You loving your dog doesn’t mean I do
Ilike animals, in a broad wouldn’t-hurt-them kinda way, but I’m not one of those animal addicts who are instantly drawn to every creature that passes their way. I certainly don’t feel the urge to touch animals that happen by and am quite happy for them not to touch me. Following a scary incident with dogs as a child, I had a fear that only diminished into unease when I was an adult. Then I had kids, which proved way scarier.
Those kids shared not my animal weirdness and wanted a dog, so did their father. Three against one, I conceded defeat. And once broken I conceded a long line of defeats, shaped like hamsters, rabbits, the hound and a bloody goat. Really. Morphing into Doctor Doolittle has been mostly a superficial exercise, not so much a soul one, and I would still prefer not to touch animals and for them not to touch me. Especially random ones.
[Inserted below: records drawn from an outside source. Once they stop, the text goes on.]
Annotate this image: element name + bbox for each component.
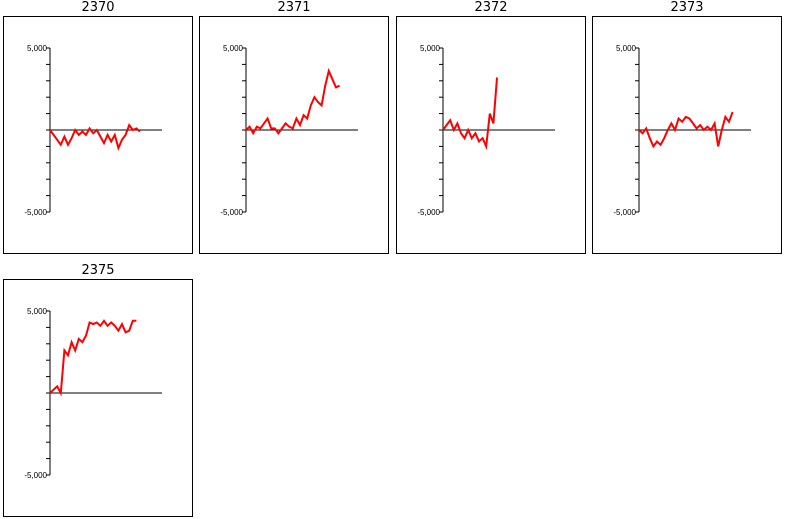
- line-chart: 5,000 -5,000: [220, 44, 358, 217]
- line-chart: 5,000 -5,000: [417, 44, 555, 217]
- line-chart: 5,000 -5,000: [24, 307, 162, 480]
- plot-area: 5,000 -5,000: [396, 16, 586, 254]
- y-tick-label: -5,000: [220, 208, 243, 217]
- y-tick-label: -5,000: [417, 208, 440, 217]
- y-tick-label: -5,000: [24, 471, 47, 480]
- series-line: [442, 77, 498, 151]
- chart-panel-2373: 2373 5,000 -5,000: [592, 0, 782, 254]
- y-tick-label: -5,000: [613, 208, 636, 217]
- plot-area: 5,000 -5,000: [3, 279, 193, 517]
- y-tick-label: 5,000: [27, 44, 48, 53]
- y-tick-label: -5,000: [24, 208, 47, 217]
- chart-panel-2370: 2370 5,000 -5,000: [3, 0, 193, 254]
- line-chart: 5,000 -5,000: [24, 44, 162, 217]
- line-chart: 5,000 -5,000: [613, 44, 751, 217]
- series-line: [638, 111, 734, 149]
- chart-title: 2371: [277, 0, 311, 15]
- chart-title: 2370: [81, 0, 115, 15]
- chart-title: 2373: [670, 0, 704, 15]
- chart-title: 2375: [81, 263, 115, 278]
- series-line: [49, 319, 137, 397]
- y-tick-label: 5,000: [27, 307, 48, 316]
- y-tick-label: 5,000: [420, 44, 441, 53]
- series-line: [245, 67, 341, 136]
- y-tick-label: 5,000: [616, 44, 637, 53]
- plot-area: 5,000 -5,000: [199, 16, 389, 254]
- chart-panel-2375: 2375 5,000 -5,000: [3, 263, 193, 517]
- series-line: [49, 123, 141, 151]
- plot-area: 5,000 -5,000: [3, 16, 193, 254]
- plot-area: 5,000 -5,000: [592, 16, 782, 254]
- y-tick-label: 5,000: [223, 44, 244, 53]
- chart-panel-2371: 2371 5,000 -5,000: [199, 0, 389, 254]
- chart-panel-2372: 2372 5,000 -5,000: [396, 0, 586, 254]
- chart-title: 2372: [474, 0, 508, 15]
I think it is one of those things you either get or you don’t.
Perhaps because I am an unwilling dog-owner as opposed to the devoted kind, it is easier for me to understand that not everyone is as delighted to have a hound slobber on them as their owners are. Some people, and in my observation it tends to be male people, are very considerate about their dogs invading your space and do their best to intervene. Others, more likely female, it pains me to say, can be a bit on the casual side. Instead of removing their hound, they’ll say, “He’s very friendly.” Really? Cos being covered in droplets of cocker spaniel-scented pond water doesn’t feel that pally. But last week I witnessed a whole new deployment of the “very friendly” owner oblivion syndrome when a woman said it after her dog ran over and took a whizz on a little kid’s ball. “He gets very excited,” sez she, by way of further explanation. Oh, well, that’s OK then?